La Catedral de Prato, entre arte y leyenda

    La Catedral de Prato, entre arte y leyenda

    Plato se considera una ciudad industrial y no muy interesante desde el punto de vista turístico, pero en realidad valdría la pena echar un vistazo al centro histórico, rico en arte y tradiciones. El principal punto de interés es el Duomo, un imponente edificio en blanco y negro con vistas a la plaza del mismo nombre.

    La iglesia parroquial de Santo Stefano, patrona de la ciudad, tiene orígenes muy antiguos y hay constancia de que ya fue construida en el siglo X para los habitantes de Borgo al Cornio, el asentamiento original de Prato. La alternancia de la alberese y el mármol verde de Prato la hace original y es curioso notar como quien da un paseo por el centro llega a la plaza, no frente a la fachada como suele ocurrir, sino frente al lateral. parte en la que el púlpito decorado por Donatello, uno de los orgullos de toda la ciudad.



    El púlpito fue creado para la exhibición de la Faja sagrada, el presunto cinturón de la Virgen, guardado en el interior de la iglesia y mostrado en público solo para las fiestas solemnes, como la 8 septiembre, cuando se celebra la natividad de María. En esta ocasión una procesión histórica, con figuras de toda Italia, desfila por las calles de la ciudad hasta el Duomo, donde el obispo exhibe la reliquia desde el púlpito.

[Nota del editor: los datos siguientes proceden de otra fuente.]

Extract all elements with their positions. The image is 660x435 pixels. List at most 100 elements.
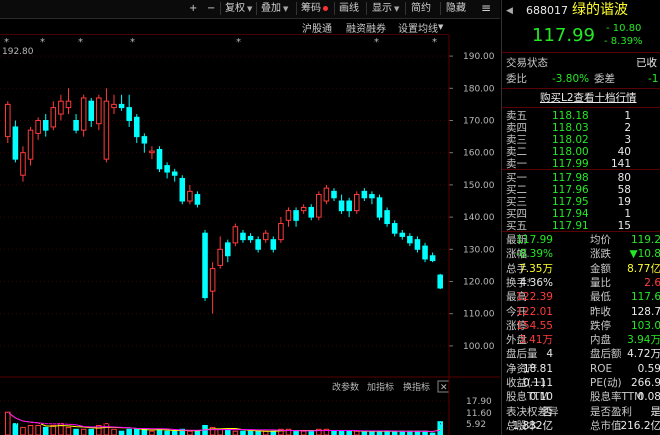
zoom-in-button[interactable]: +	[186, 1, 200, 16]
candle-body	[202, 232, 208, 299]
jianyue-button[interactable]: 简约	[408, 1, 434, 16]
quote-value: 122.39	[516, 291, 553, 304]
candle-body	[12, 126, 19, 160]
candle-body	[437, 274, 443, 289]
bid-row: 买五 117.91 15	[502, 219, 660, 233]
candle-body	[255, 239, 261, 250]
quote-value: 128.7	[630, 305, 660, 318]
ask-volume: 141	[610, 158, 631, 170]
price-tick-label: 120.00	[463, 278, 495, 288]
huaxian-button[interactable]: 画线	[336, 1, 362, 16]
candle-body	[42, 120, 49, 131]
candle-body	[232, 226, 239, 244]
stock-code: 688017	[526, 4, 568, 17]
chouma-label: 筹码	[301, 3, 321, 14]
l2-upgrade-link[interactable]: 购买L2查看十档行情	[540, 90, 637, 106]
ma-settings-button[interactable]: 设置均线	[398, 20, 438, 35]
menu-icon[interactable]: ≡	[478, 1, 494, 16]
dropdown-arrow-icon[interactable]: ▼	[438, 23, 443, 31]
price-tick-label: 140.00	[463, 213, 495, 223]
price-tick-label: 160.00	[463, 149, 495, 159]
volume-bar	[103, 423, 110, 435]
close-icon: ✕	[440, 383, 448, 393]
quote-label: 金额	[590, 262, 611, 275]
candle-body	[308, 206, 315, 218]
candle-body	[126, 107, 132, 122]
quote-value: 154.55	[516, 319, 553, 332]
quote-value: 3.41万	[519, 334, 553, 347]
candle-body	[164, 165, 170, 173]
quote-value: 266.9	[630, 377, 660, 389]
kline-chart[interactable]: * * * * * * * 192.80 190.00180.00170.00160.001…	[0, 34, 500, 435]
volume-bar	[111, 428, 117, 435]
chouma-button[interactable]: 筹码	[298, 1, 331, 16]
hide-button[interactable]: 隐藏	[443, 1, 469, 16]
quote-value: 是	[650, 405, 660, 418]
diejia-button[interactable]: 叠加 ▼	[258, 1, 291, 16]
volume-bar	[331, 430, 337, 435]
quote-value: 103.0	[630, 319, 660, 332]
quote-row: 涨停 154.55 跌停 103.0	[502, 319, 660, 333]
candle-body	[399, 232, 406, 237]
dropdown-arrow-icon: ▼	[283, 5, 289, 13]
volume-bar	[171, 430, 178, 435]
volume-bar	[5, 411, 11, 435]
volume-bar	[293, 430, 299, 435]
price-tick-label: 110.00	[463, 310, 495, 320]
quote-row: 外盘 3.41万 内盘 3.94万	[502, 333, 660, 347]
quote-row: 表决权差异否是否盈利是	[502, 405, 660, 419]
quote-value: 4.72万	[627, 348, 660, 361]
volume-bar	[270, 430, 277, 435]
volume-bar	[164, 430, 170, 435]
notification-dot-icon	[323, 5, 328, 11]
candle-body	[429, 255, 436, 262]
candle-body	[88, 100, 95, 121]
price-tick-label: 100.00	[463, 342, 495, 352]
volume-bar	[255, 430, 261, 435]
switch-indicator-button[interactable]: 换指标	[403, 381, 430, 393]
volume-bar	[262, 430, 269, 435]
candle-body	[376, 197, 383, 218]
xianshi-button[interactable]: 显示 ▼	[369, 1, 402, 16]
quote-label: 昨收	[590, 305, 611, 318]
candle-body	[240, 232, 246, 241]
quote-value: 4.36%	[519, 276, 553, 289]
collapse-arrow-icon[interactable]: ◀	[506, 3, 513, 19]
price-tick-label: 170.00	[463, 117, 495, 127]
hugutong-label[interactable]: 沪股通	[302, 20, 332, 35]
volume-bar	[353, 430, 360, 435]
candle-body	[5, 103, 11, 138]
quote-label: ROE	[590, 362, 613, 375]
volume-ma-line	[7, 411, 441, 433]
volume-bar	[149, 430, 155, 435]
candle-body	[270, 239, 277, 250]
quote-value: 0.08	[637, 391, 660, 404]
volume-bar	[20, 426, 26, 435]
quote-value: 1.832亿	[512, 419, 553, 432]
fuquan-button[interactable]: 复权 ▼	[222, 1, 255, 16]
add-indicator-button[interactable]: 加指标	[367, 381, 394, 393]
candle-body	[225, 242, 231, 257]
event-star-marker: *	[432, 37, 437, 48]
volume-bar	[35, 425, 41, 435]
volume-bar	[361, 430, 368, 435]
candle-body	[369, 194, 375, 199]
rongzi-label[interactable]: 融资融券	[346, 20, 386, 35]
quote-label: 股息率TTM	[590, 391, 644, 404]
volume-tick-label: 5.92	[466, 420, 486, 430]
bid-price: 117.91	[552, 220, 589, 232]
candle-body	[338, 200, 345, 212]
quote-label: PE(动)	[590, 377, 622, 389]
price-change-pct: - 8.39%	[604, 36, 643, 47]
quote-label: 最低	[590, 291, 611, 304]
volume-bar	[88, 428, 95, 435]
change-params-button[interactable]: 改参数	[332, 381, 359, 393]
volume-bar	[42, 426, 49, 435]
quote-value: 否	[542, 405, 554, 418]
quote-value: 0.10	[529, 391, 553, 404]
candle-body	[384, 210, 390, 225]
quote-label: 是否盈利	[590, 405, 632, 418]
zoom-out-button[interactable]: −	[204, 1, 218, 16]
volume-bar	[65, 426, 72, 435]
quote-row: 净资产 18.81 ROE 0.59	[502, 362, 660, 376]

    Pocas personas conocen el patrimonio artístico que contiene la parroquia y, entre todos, destaca la luneta de terracota esmaltada de Andrea Della Robbia, colocada justo encima del portal de entrada. En el interior, en la capilla mayor, se pueden admirar los hermosos frescos de Filippo Lippi, uno de los pintores más importantes de la zona, después de Masaccio. A la izquierda de la catedral, el Museo dell'Opera del Duomo recoge pinturas y esculturas de artistas menores y una sección arqueológica muestra hallazgos antiguos. El boleto cuesta 5 € y solo los lunes, jueves, viernes y sábados está abierto hasta las 18.30.



    La fama de la parroquia, sin embargo, está ligada a la Sacra Cintola, una fina tira de lana verdosa con hilos de oro. Se dice que Nuestra Señora se lo dio a Santo Tomás como prueba de su asunción al cielo y que de mano en mano había llegado Michele Dagomari, un importante comerciante de Prato del siglo XII. Fue a Jerusalén y tomó posesión de la reliquia, que donó a la ciudad solo en el momento de la muerte.

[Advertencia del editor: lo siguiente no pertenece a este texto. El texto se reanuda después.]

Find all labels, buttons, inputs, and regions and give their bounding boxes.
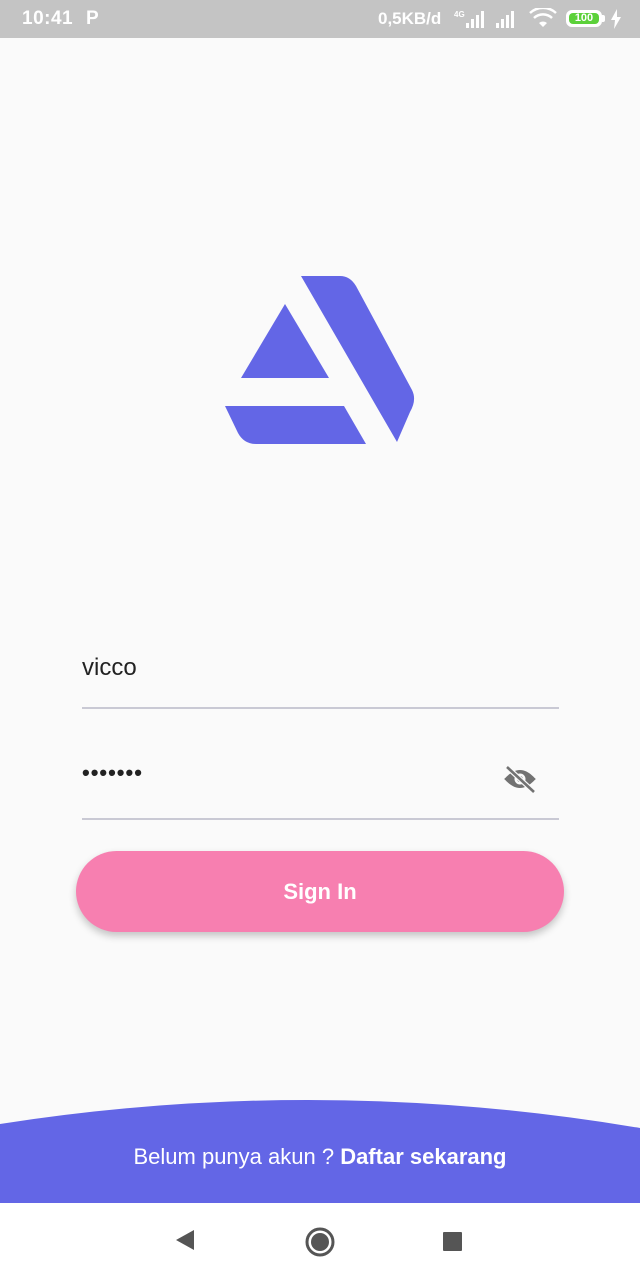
parking-p-icon: P (86, 8, 99, 29)
username-value[interactable]: vicco (82, 654, 137, 682)
network-speed: 0,5KB/d (378, 9, 442, 28)
password-field[interactable]: ••••••• (82, 748, 559, 820)
status-bar: 10:41 P 0,5KB/d 4G 100 (0, 0, 640, 38)
wifi-icon (529, 8, 557, 27)
home-icon[interactable] (304, 1226, 336, 1258)
battery-icon: 100 (566, 10, 602, 27)
login-screen: 10:41 P 0,5KB/d 4G 100 vicco ••••••• Sig… (0, 0, 640, 1280)
battery-tip (602, 15, 605, 22)
register-link[interactable]: Daftar sekarang (340, 1144, 506, 1169)
status-time: 10:41 (22, 8, 74, 29)
app-logo-icon (225, 276, 415, 444)
back-icon[interactable] (172, 1225, 198, 1255)
recents-icon[interactable] (442, 1231, 464, 1253)
signin-button[interactable]: Sign In (76, 851, 564, 932)
signal-4g-icon: 4G (454, 10, 484, 28)
battery-level: 100 (569, 13, 599, 24)
username-field[interactable]: vicco (82, 640, 559, 709)
signal-icon (496, 11, 514, 28)
svg-text:4G: 4G (454, 10, 465, 19)
register-prompt: Belum punya akun ? Daftar sekarang (0, 1144, 640, 1170)
navigation-bar (0, 1203, 640, 1280)
password-value[interactable]: ••••••• (82, 760, 143, 786)
register-prompt-text: Belum punya akun ? (133, 1144, 341, 1169)
eye-off-icon[interactable] (501, 764, 539, 794)
charging-icon (611, 9, 621, 29)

    Cuenta la leyenda que el parroquialismo entre Prato y Pistoia se calentó aún más con la atribución del cinturón. En 1312, el canon del Duomo, de hecho, un tal Giovanni di Ser Landetto da Pistoia, llamado Musciattino, trató de robarlo y llevárselo a su pueblo. El mal tiempo, sin embargo, vino en ayuda de la gente de Prato: la niebla lo desorientó tanto que el pobre canon siempre estuvo en el punto de partida.


    Habiendo abastecido las puertas de la ciudad, pensó que había llegado a Pistoia y gritó a sus conciudadanos que abrieran rápidamente, precisamente porque tenía el tesoro robado a sus vecinos con él. En este punto los testimonios históricos y populares dan distintas versiones sobre el destino de Musciattino: a decir verdad, un epílogo es más sangriento que el otro. Lo cierto es que uno fue cortado del canon. Mano, que la multitud enfurecida arrojó contra la Catedral y que aún hoy es visible sobre el portal lateral.


    Seguramente, el signo solo se debe a una veta rojiza en el mármol, pero la leyenda sigue viva entre los habitantes de Prato, que continúan transmitiéndola a las nuevas generaciones.